Biggest rally kicks off SB 5 repeal campaign
Columbus Dispatch – With chants of “We are Ohio,” an estimated 11,000 union supporters rallied at the Statehouse yesterday to launch the effort to overturn the law that would weaken public workers’ bargaining power.
The crowd was the largest since the debate over Senate Bill 5 began in February. Many also signed up to help collect the 231,000 signatures needed to get a referendum on the November ballot.
“We haven’t seen this type of energy since 1983,” Michael Weinman, a retired Columbus police officer who was shot and paralyzed in the line of duty in 1998, said of the year the collective-bargaining law was passed in Ohio. He also is the treasurer of We Are Ohio, a coalition of unions and their supporters that organized the rally and is leading the effort to overturn the law.
Unions know they need to keep supporters fired up through November if they want to be successful, and they need to craft the right message to persuade voters to take the rare step of striking down a law.

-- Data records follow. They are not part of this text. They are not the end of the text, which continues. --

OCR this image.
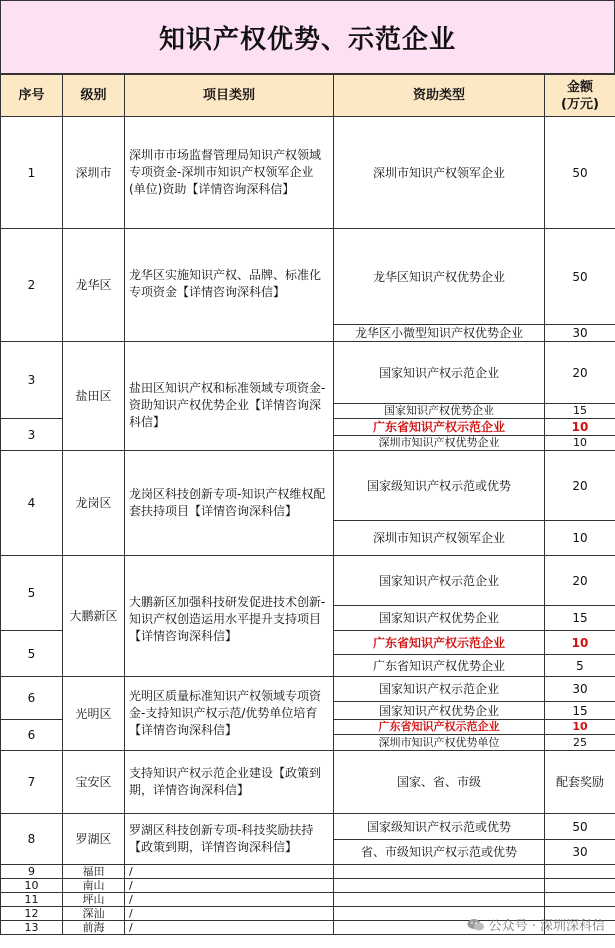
知识产权优势、示范企业
序号	级别	项目类别	资助类型	金额
(万元)
1	深圳市	深圳市市场监督管理局知识产权领域专项资金-深圳市知识产权领军企业(单位)资助【详情咨询深科信】	深圳市知识产权领军企业	50
2	龙华区	龙华区实施知识产权、品牌、标准化专项资金【详情咨询深科信】	龙华区知识产权优势企业	50
			龙华区小微型知识产权优势企业	30
3	盐田区	盐田区知识产权和标准领域专项资金-资助知识产权优势企业【详情咨询深科信】	国家知识产权示范企业	20
			国家知识产权优势企业	15
3			广东省知识产权示范企业	10
			深圳市知识产权优势企业	10
4	龙岗区	龙岗区科技创新专项-知识产权维权配套扶持项目【详情咨询深科信】	国家级知识产权示范或优势	20
			深圳市知识产权领军企业	10
5	大鹏新区	大鹏新区加强科技研发促进技术创新-知识产权创造运用水平提升支持项目【详情咨询深科信】	国家知识产权示范企业	20
			国家知识产权优势企业	15
5			广东省知识产权示范企业	10
			广东省知识产权优势企业	5
6	光明区	光明区质量标准知识产权领域专项资金-支持知识产权示范/优势单位培育【详情咨询深科信】	国家知识产权示范企业	30
			国家知识产权优势企业	15
6			广东省知识产权示范企业	10
			深圳市知识产权优势单位	25
7	宝安区	支持知识产权示范企业建设【政策到期，详情咨询深科信】	国家、省、市级	配套奖励
8	罗湖区	罗湖区科技创新专项-科技奖励扶持【政策到期，详情咨询深科信】	国家级知识产权示范或优势	50
			省、市级知识产权示范或优势	30
9	福田	/		
10	南山	/		
11	坪山	/		
12	深汕	/		
13	前海	/			公众号 · 深圳深科信
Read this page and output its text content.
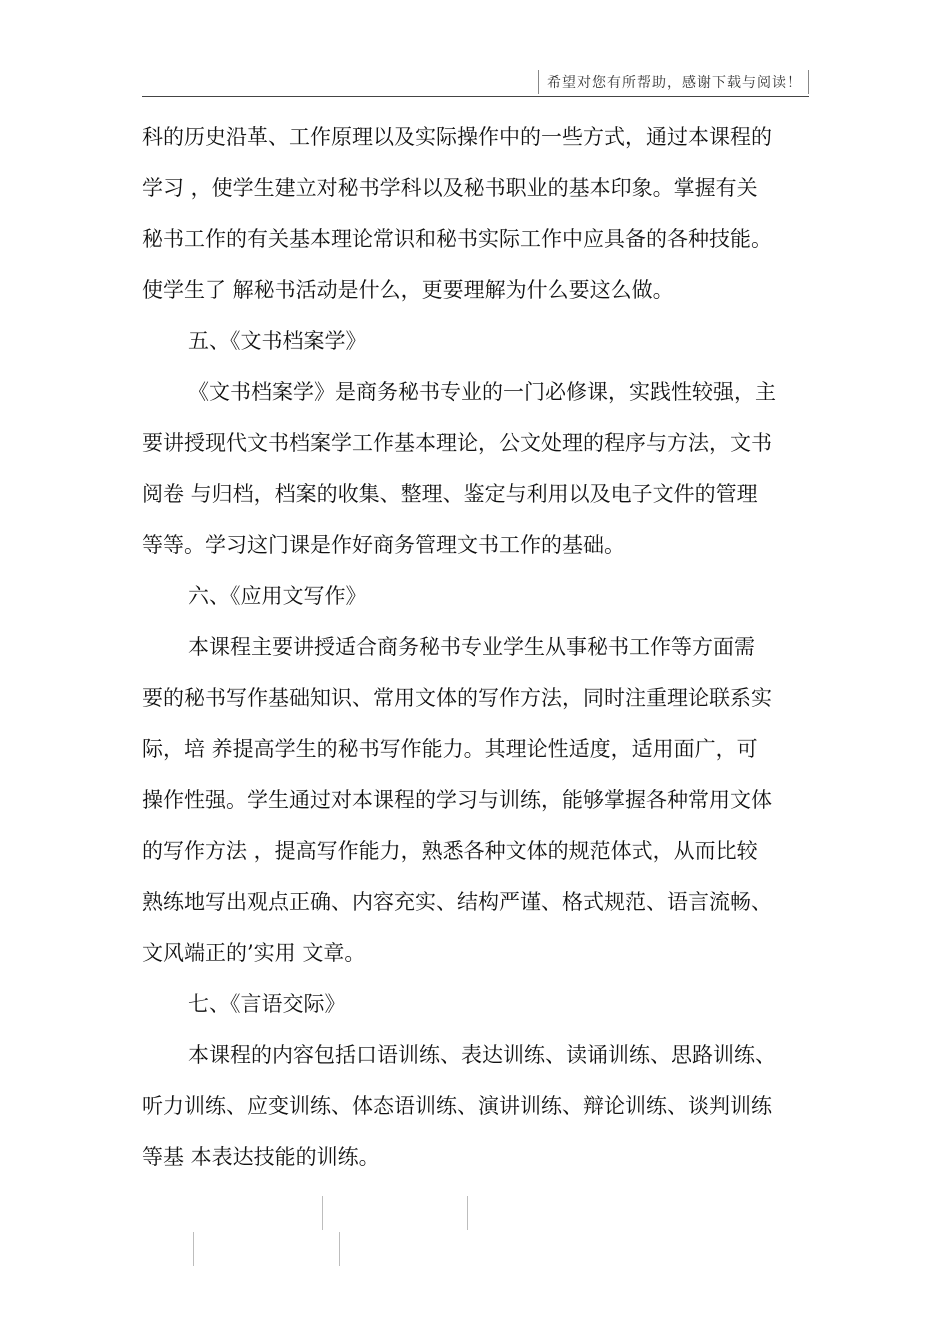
希望对您有所帮助，感谢下载与阅读！
科的历史沿革、工作原理以及实际操作中的一些方式，通过本课程的
学习 ，使学生建立对秘书学科以及秘书职业的基本印象。掌握有关
秘书工作的有关基本理论常识和秘书实际工作中应具备的各种技能。
使学生了 解秘书活动是什么，更要理解为什么要这么做。
五、《文书档案学》
《文书档案学》是商务秘书专业的一门必修课，实践性较强，主
要讲授现代文书档案学工作基本理论，公文处理的程序与方法，文书
阅卷 与归档，档案的收集、整理、鉴定与利用以及电子文件的管理
等等。学习这门课是作好商务管理文书工作的基础。
六、《应用文写作》
本课程主要讲授适合商务秘书专业学生从事秘书工作等方面需
要的秘书写作基础知识、常用文体的写作方法，同时注重理论联系实
际，培 养提高学生的秘书写作能力。其理论性适度，适用面广，可
操作性强。学生通过对本课程的学习与训练，能够掌握各种常用文体
的写作方法 ，提高写作能力，熟悉各种文体的规范体式，从而比较
熟练地写出观点正确、内容充实、结构严谨、格式规范、语言流畅、
文风端正的’实用 文章。
七、《言语交际》
本课程的内容包括口语训练、表达训练、读诵训练、思路训练、
听力训练、应变训练、体态语训练、演讲训练、辩论训练、谈判训练
等基 本表达技能的训练。
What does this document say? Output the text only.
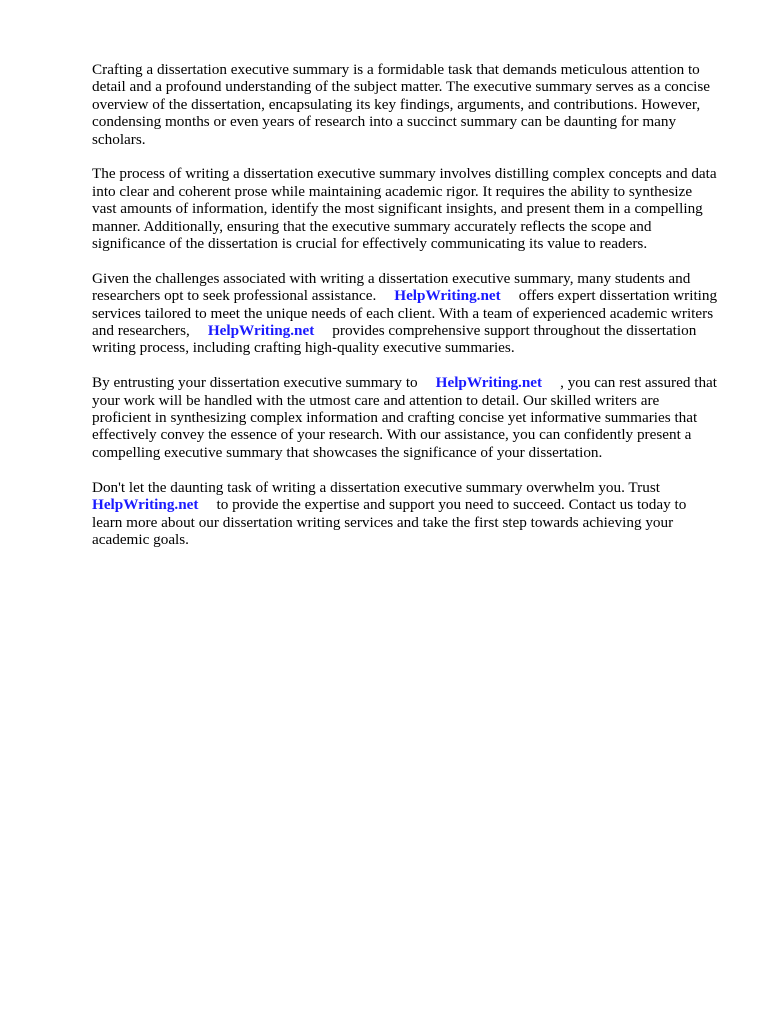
Crafting a dissertation executive summary is a formidable task that demands meticulous attention to detail and a profound understanding of the subject matter. The executive summary serves as a concise overview of the dissertation, encapsulating its key findings, arguments, and contributions. However, condensing months or even years of research into a succinct summary can be daunting for many scholars.

The process of writing a dissertation executive summary involves distilling complex concepts and data into clear and coherent prose while maintaining academic rigor. It requires the ability to synthesize vast amounts of information, identify the most significant insights, and present them in a compelling manner. Additionally, ensuring that the executive summary accurately reflects the scope and significance of the dissertation is crucial for effectively communicating its value to readers.

Given the challenges associated with writing a dissertation executive summary, many students and researchers opt to seek professional assistance. HelpWriting.net offers expert dissertation writing services tailored to meet the unique needs of each client. With a team of experienced academic writers and researchers, HelpWriting.net provides comprehensive support throughout the dissertation writing process, including crafting high-quality executive summaries.

By entrusting your dissertation executive summary to HelpWriting.net , you can rest assured that your work will be handled with the utmost care and attention to detail. Our skilled writers are proficient in synthesizing complex information and crafting concise yet informative summaries that effectively convey the essence of your research. With our assistance, you can confidently present a compelling executive summary that showcases the significance of your dissertation.

Don't let the daunting task of writing a dissertation executive summary overwhelm you. Trust HelpWriting.net to provide the expertise and support you need to succeed. Contact us today to learn more about our dissertation writing services and take the first step towards achieving your academic goals.
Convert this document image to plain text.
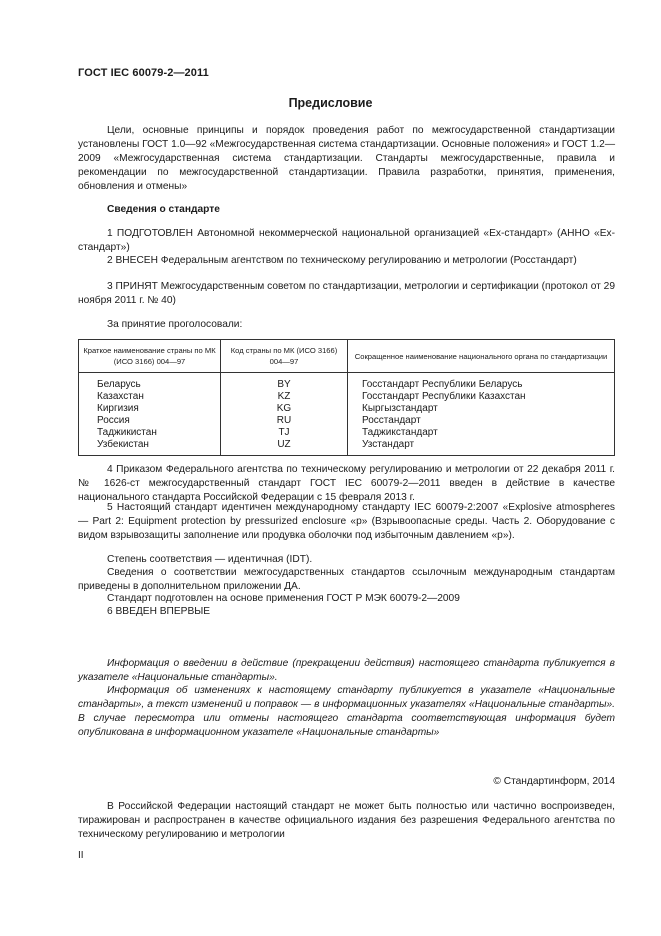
ГОСТ IEC 60079-2—2011
Предисловие
Цели, основные принципы и порядок проведения работ по межгосударственной стандартизации установлены ГОСТ 1.0—92 «Межгосударственная система стандартизации. Основные положения» и ГОСТ 1.2—2009 «Межгосударственная система стандартизации. Стандарты межгосударственные, правила и рекомендации по межгосударственной стандартизации. Правила разработки, принятия, применения, обновления и отмены»
Сведения о стандарте
1 ПОДГОТОВЛЕН Автономной некоммерческой национальной организацией «Ех-стандарт» (АННО «Ех-стандарт»)
2 ВНЕСЕН Федеральным агентством по техническому регулированию и метрологии (Росстандарт)
3 ПРИНЯТ Межгосударственным советом по стандартизации, метрологии и сертификации (протокол от 29 ноября 2011 г. № 40)
За принятие проголосовали:
Краткое наименование страны по МК (ИСО 3166) 004—97	Код страны по МК (ИСО 3166) 004—97	Сокращенное наименование национального органа по стандартизации
Беларусь	BY	Госстандарт Республики Беларусь
Казахстан	KZ	Госстандарт Республики Казахстан
Киргизия	KG	Кыргызстандарт
Россия	RU	Росстандарт
Таджикистан	TJ	Таджикстандарт
Узбекистан	UZ	Узстандарт
4 Приказом Федерального агентства по техническому регулированию и метрологии от 22 декабря 2011 г. № 1626-ст межгосударственный стандарт ГОСТ IEC 60079-2—2011 введен в действие в качестве национального стандарта Российской Федерации с 15 февраля 2013 г.
5 Настоящий стандарт идентичен международному стандарту IEC 60079-2:2007 «Explosive atmospheres — Part 2: Equipment protection by pressurized enclosure «p» (Взрывоопасные среды. Часть 2. Оборудование с видом взрывозащиты заполнение или продувка оболочки под избыточным давлением «p»).
Степень соответствия — идентичная (IDT).
Сведения о соответствии межгосударственных стандартов ссылочным международным стандартам приведены в дополнительном приложении ДА.
Стандарт подготовлен на основе применения ГОСТ Р МЭК 60079-2—2009
6 ВВЕДЕН ВПЕРВЫЕ
Информация о введении в действие (прекращении действия) настоящего стандарта публикуется в указателе «Национальные стандарты».
Информация об изменениях к настоящему стандарту публикуется в указателе «Национальные стандарты», а текст изменений и поправок — в информационных указателях «Национальные стандарты». В случае пересмотра или отмены настоящего стандарта соответствующая информация будет опубликована в информационном указателе «Национальные стандарты»
© Стандартинформ, 2014
В Российской Федерации настоящий стандарт не может быть полностью или частично воспроизведен, тиражирован и распространен в качестве официального издания без разрешения Федерального агентства по техническому регулированию и метрологии
II
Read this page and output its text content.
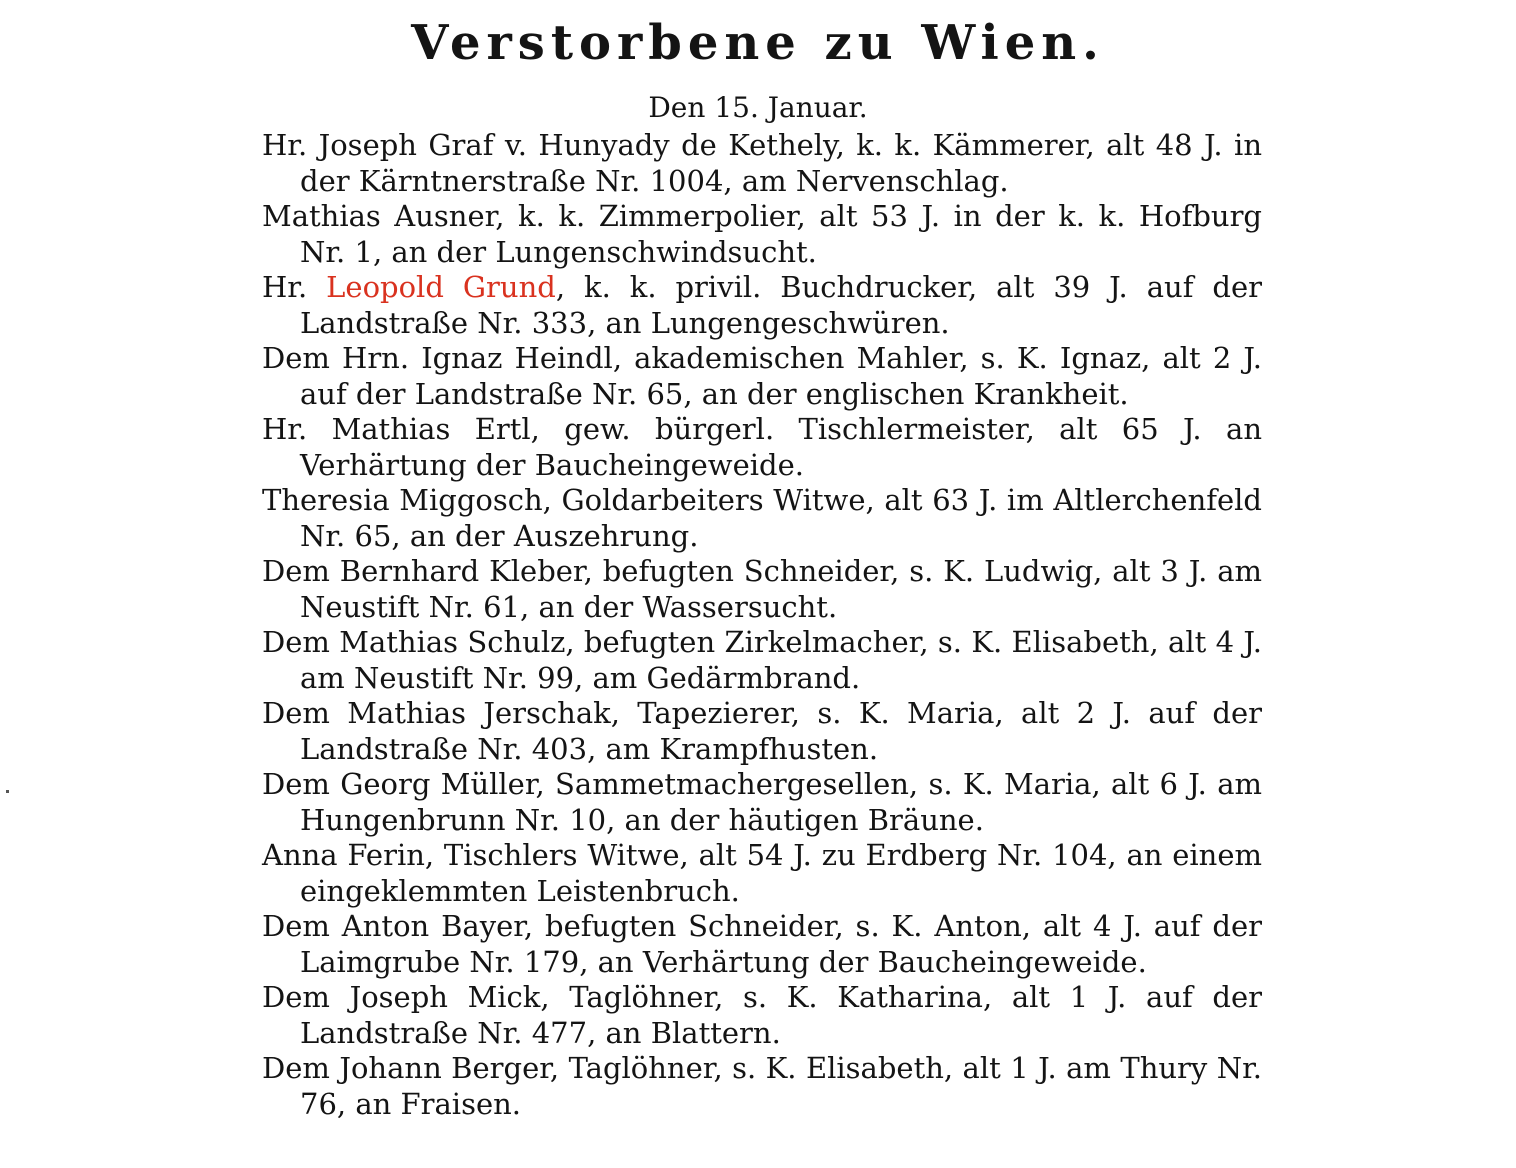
Verstorbene zu Wien.
Den 15. Januar.
Hr. Joseph Graf v. Hunyady de Kethely, k. k. Kämmerer, alt 48 J. in der Kärntnerstraße Nr. 1004, am Nervenschlag.
Mathias Ausner, k. k. Zimmerpolier, alt 53 J. in der k. k. Hofburg Nr. 1, an der Lungenschwindsucht.
Hr. Leopold Grund, k. k. privil. Buchdrucker, alt 39 J. auf der Landstraße Nr. 333, an Lungengeschwüren.
Dem Hrn. Ignaz Heindl, akademischen Mahler, s. K. Ignaz, alt 2 J. auf der Landstraße Nr. 65, an der englischen Krankheit.
Hr. Mathias Ertl, gew. bürgerl. Tischlermeister, alt 65 J. an Verhärtung der Baucheingeweide.
Theresia Miggosch, Goldarbeiters Witwe, alt 63 J. im Altlerchenfeld Nr. 65, an der Auszehrung.
Dem Bernhard Kleber, befugten Schneider, s. K. Ludwig, alt 3 J. am Neustift Nr. 61, an der Wassersucht.
Dem Mathias Schulz, befugten Zirkelmacher, s. K. Elisabeth, alt 4 J. am Neustift Nr. 99, am Gedärmbrand.
Dem Mathias Jerschak, Tapezierer, s. K. Maria, alt 2 J. auf der Landstraße Nr. 403, am Krampfhusten.
Dem Georg Müller, Sammetmachergesellen, s. K. Maria, alt 6 J. am Hungenbrunn Nr. 10, an der häutigen Bräune.
Anna Ferin, Tischlers Witwe, alt 54 J. zu Erdberg Nr. 104, an einem eingeklemmten Leistenbruch.
Dem Anton Bayer, befugten Schneider, s. K. Anton, alt 4 J. auf der Laimgrube Nr. 179, an Verhärtung der Baucheingeweide.
Dem Joseph Mick, Taglöhner, s. K. Katharina, alt 1 J. auf der Landstraße Nr. 477, an Blattern.
Dem Johann Berger, Taglöhner, s. K. Elisabeth, alt 1 J. am Thury Nr. 76, an Fraisen.
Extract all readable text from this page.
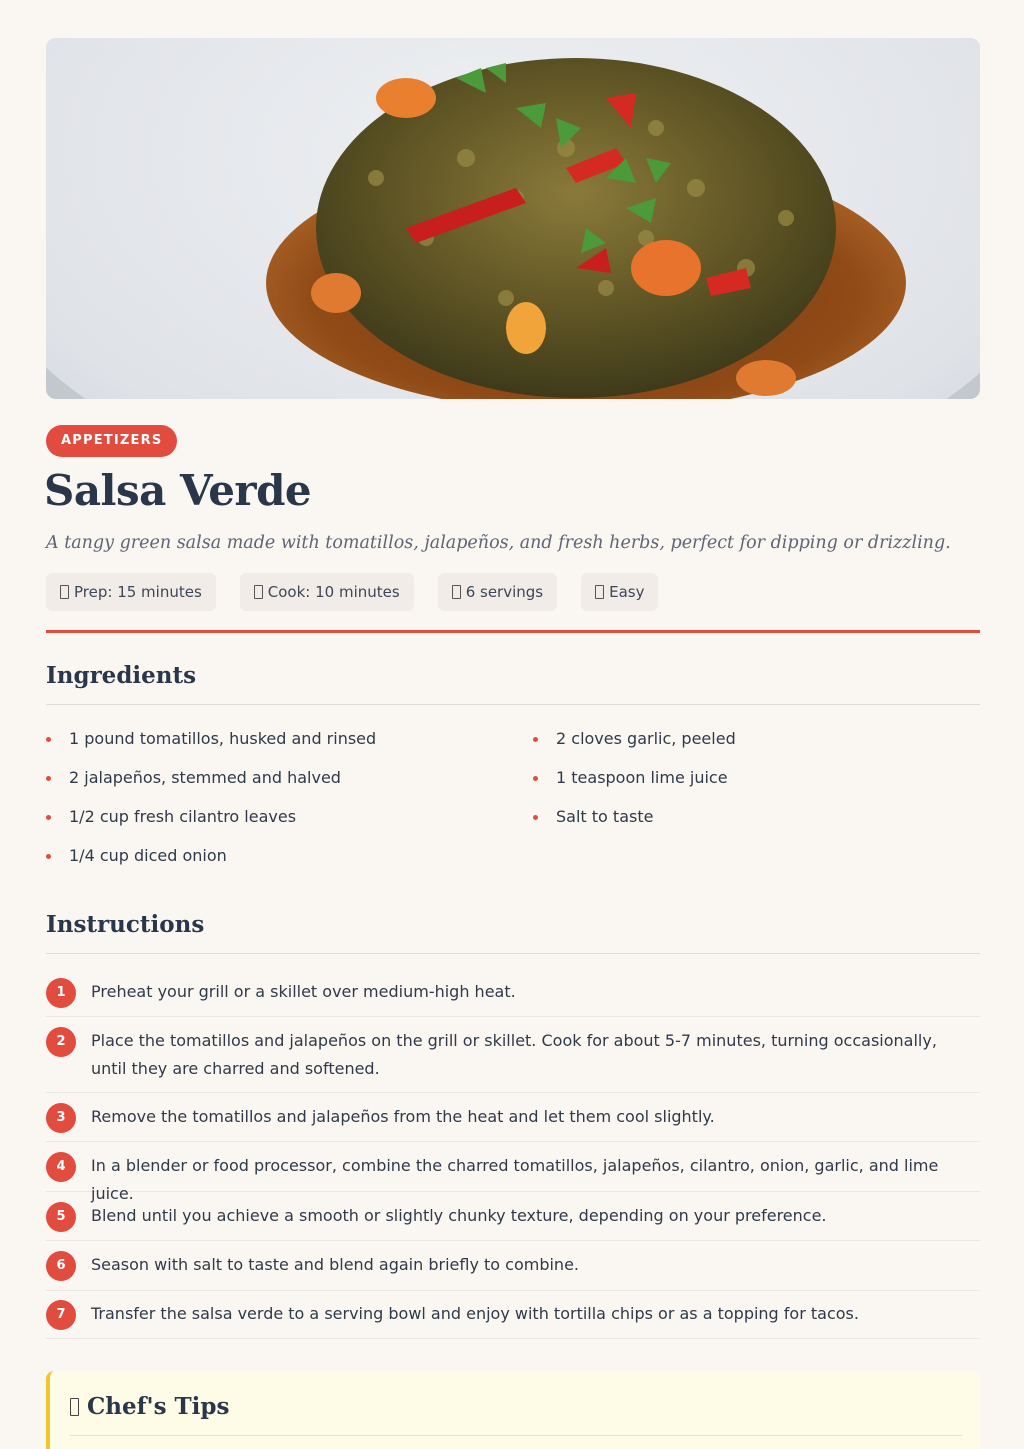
APPETIZERS
Salsa Verde

A tangy green salsa made with tomatillos, jalapeños, and fresh herbs, perfect for dipping or drizzling.

Prep: 15 minutes	Cook: 10 minutes	6 servings	Easy
Ingredients
1 pound tomatillos, husked and rinsed
2 jalapeños, stemmed and halved
1/2 cup fresh cilantro leaves
1/4 cup diced onion
2 cloves garlic, peeled
1 teaspoon lime juice
Salt to taste
Instructions
1	Preheat your grill or a skillet over medium-high heat.
2	Place the tomatillos and jalapeños on the grill or skillet. Cook for about 5-7 minutes, turning occasionally, until they are charred and softened.
3	Remove the tomatillos and jalapeños from the heat and let them cool slightly.
4	In a blender or food processor, combine the charred tomatillos, jalapeños, cilantro, onion, garlic, and lime juice.
5	Blend until you achieve a smooth or slightly chunky texture, depending on your preference.
6	Season with salt to taste and blend again briefly to combine.
7	Transfer the salsa verde to a serving bowl and enjoy with tortilla chips or as a topping for tacos.
Chef's Tips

Both sides will argue that they are protecting the middle class; Republicans say the law will spare Ohioans from future tax increases.
Melissa Cropper, a librarian for Georgetown schools in southwestern Ohio, said killing the law “is about saving the middle class and protecting the rights of workers. Corporations are getting all the breaks, and they’re trying to balance the budget on the backs of the workers.”